Sembra la normalità pre-Covid. Niente Green Pass, niente mascherine e, soprattutto, niente paura. C’è spensieratezza, aria di entusiasmo, novità e freschezza. Dove? In Danimarca. Il viaggio di AGI nel paese nordeuropeo è un sogno. La gente non ne vuole più sapere di restrizioni. E’ felice. “La trovo perfetta come decisione, parliamo ormai di una normale influenza. Vanno protette le persone che sono più a rischio ma non tutta la popolazione dev’essere rinchiusa”, le parole di un uomo. “Finalmente possiamo tornare a uscire, a ballare, a bere”, racconta una ragazza di 17 anni nel pieno della voglia di vivere. “C’era mancato poter uscire con gli amici, stare insieme”, le dà sostegno Sophie, sua coetanea e compagna di studi. “Abbiamo organizzato una festa a scuola venerdì, finirà a mezzanotte poi continueremo a festeggiare fuori. Non sappiamo come andrà in futuro ma forse la pandemia la possiamo combattere con i vaccini e non più con le restrizioni. Ovviamente chi vuole mettere la mascherina lo può fare”.

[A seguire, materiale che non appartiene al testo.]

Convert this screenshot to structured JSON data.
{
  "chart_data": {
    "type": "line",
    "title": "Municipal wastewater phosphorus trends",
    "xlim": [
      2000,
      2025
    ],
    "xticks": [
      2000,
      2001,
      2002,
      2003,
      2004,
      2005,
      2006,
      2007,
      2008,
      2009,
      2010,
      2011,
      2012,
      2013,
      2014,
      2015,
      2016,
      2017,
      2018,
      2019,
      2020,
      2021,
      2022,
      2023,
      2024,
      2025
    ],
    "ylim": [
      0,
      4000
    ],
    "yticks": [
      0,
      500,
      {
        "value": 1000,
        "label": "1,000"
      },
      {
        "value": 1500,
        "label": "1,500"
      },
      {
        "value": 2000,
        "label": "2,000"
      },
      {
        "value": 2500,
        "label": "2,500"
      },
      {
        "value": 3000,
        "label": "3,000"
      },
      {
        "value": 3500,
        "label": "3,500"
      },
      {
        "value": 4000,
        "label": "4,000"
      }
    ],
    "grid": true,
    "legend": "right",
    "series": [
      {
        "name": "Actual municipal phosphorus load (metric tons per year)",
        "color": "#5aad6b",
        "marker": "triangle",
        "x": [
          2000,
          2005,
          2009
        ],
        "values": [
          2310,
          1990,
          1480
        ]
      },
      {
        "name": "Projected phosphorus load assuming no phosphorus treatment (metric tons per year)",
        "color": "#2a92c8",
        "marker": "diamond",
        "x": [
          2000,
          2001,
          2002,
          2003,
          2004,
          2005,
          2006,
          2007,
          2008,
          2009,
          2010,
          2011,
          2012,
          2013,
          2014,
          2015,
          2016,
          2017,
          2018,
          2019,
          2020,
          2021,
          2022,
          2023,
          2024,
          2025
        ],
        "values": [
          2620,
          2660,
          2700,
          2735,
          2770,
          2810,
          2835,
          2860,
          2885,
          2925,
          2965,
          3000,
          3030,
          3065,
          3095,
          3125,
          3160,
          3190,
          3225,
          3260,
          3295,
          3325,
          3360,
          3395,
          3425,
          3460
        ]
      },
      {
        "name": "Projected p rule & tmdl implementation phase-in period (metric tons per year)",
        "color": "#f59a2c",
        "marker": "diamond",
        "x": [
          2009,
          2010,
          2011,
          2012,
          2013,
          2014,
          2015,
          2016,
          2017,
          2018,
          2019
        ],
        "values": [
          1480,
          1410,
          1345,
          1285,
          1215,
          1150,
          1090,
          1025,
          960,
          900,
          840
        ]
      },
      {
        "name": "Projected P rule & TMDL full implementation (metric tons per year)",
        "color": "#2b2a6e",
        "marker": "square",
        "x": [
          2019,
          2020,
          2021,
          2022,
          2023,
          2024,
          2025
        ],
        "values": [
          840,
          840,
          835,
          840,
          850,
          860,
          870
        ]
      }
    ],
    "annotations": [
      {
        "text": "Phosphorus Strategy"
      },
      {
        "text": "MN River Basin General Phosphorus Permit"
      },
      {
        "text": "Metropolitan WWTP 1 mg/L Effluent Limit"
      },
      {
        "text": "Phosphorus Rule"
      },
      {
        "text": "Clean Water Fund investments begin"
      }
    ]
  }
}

In Danimarca la media di casi attuali è intorno ai 50 mila, con più del 60% di vaccinati con booster. E la mascherina non serve più neanche nei mezzi: “Secondo me prima o poi saremo tutti contagiati dalla Omicron, tanto vale togliere le restrizioni per accelerare il processo di immunizzazione”, sostiene un quarantenne che accompagna il figlio uscito dall’asilo. Nessuno dei due ha il volto coperto. Loro come tanti, all’aperto e al chiuso. “Abbiamo cinquantamila casi al giorno ma nessuno ha la mascherina, nemmeno in autobus serve, in treno. Nei ristoranti non serve più mostrare il coronapass. E’ dello stesso avviso Claudio Dal Moro, cittadino italiano che vive e lavora a Copenaghen da 31 anni. La disamina del ristoratore è reale ed è anche un po’ triste, soprattutto quando paragonata a quella italiana: “C’è stato un calo enorme di attività per il ristorante – ha detto – ma a differenza dell’Italia qui abbiamo degli aiuti per il personale, per gli affitti. Anche durante il lockdown più duro tutti i dipendenti hanno avuto il loro stipendio”. E poi svela: “Io sono veneto, e l’ultima volta che sono stato a Venezia, a settembre, ho provato tanta tristezza per tutte le chiusure che ho visto. Temo seriamente che la nostra economia non possa più riprendersi“.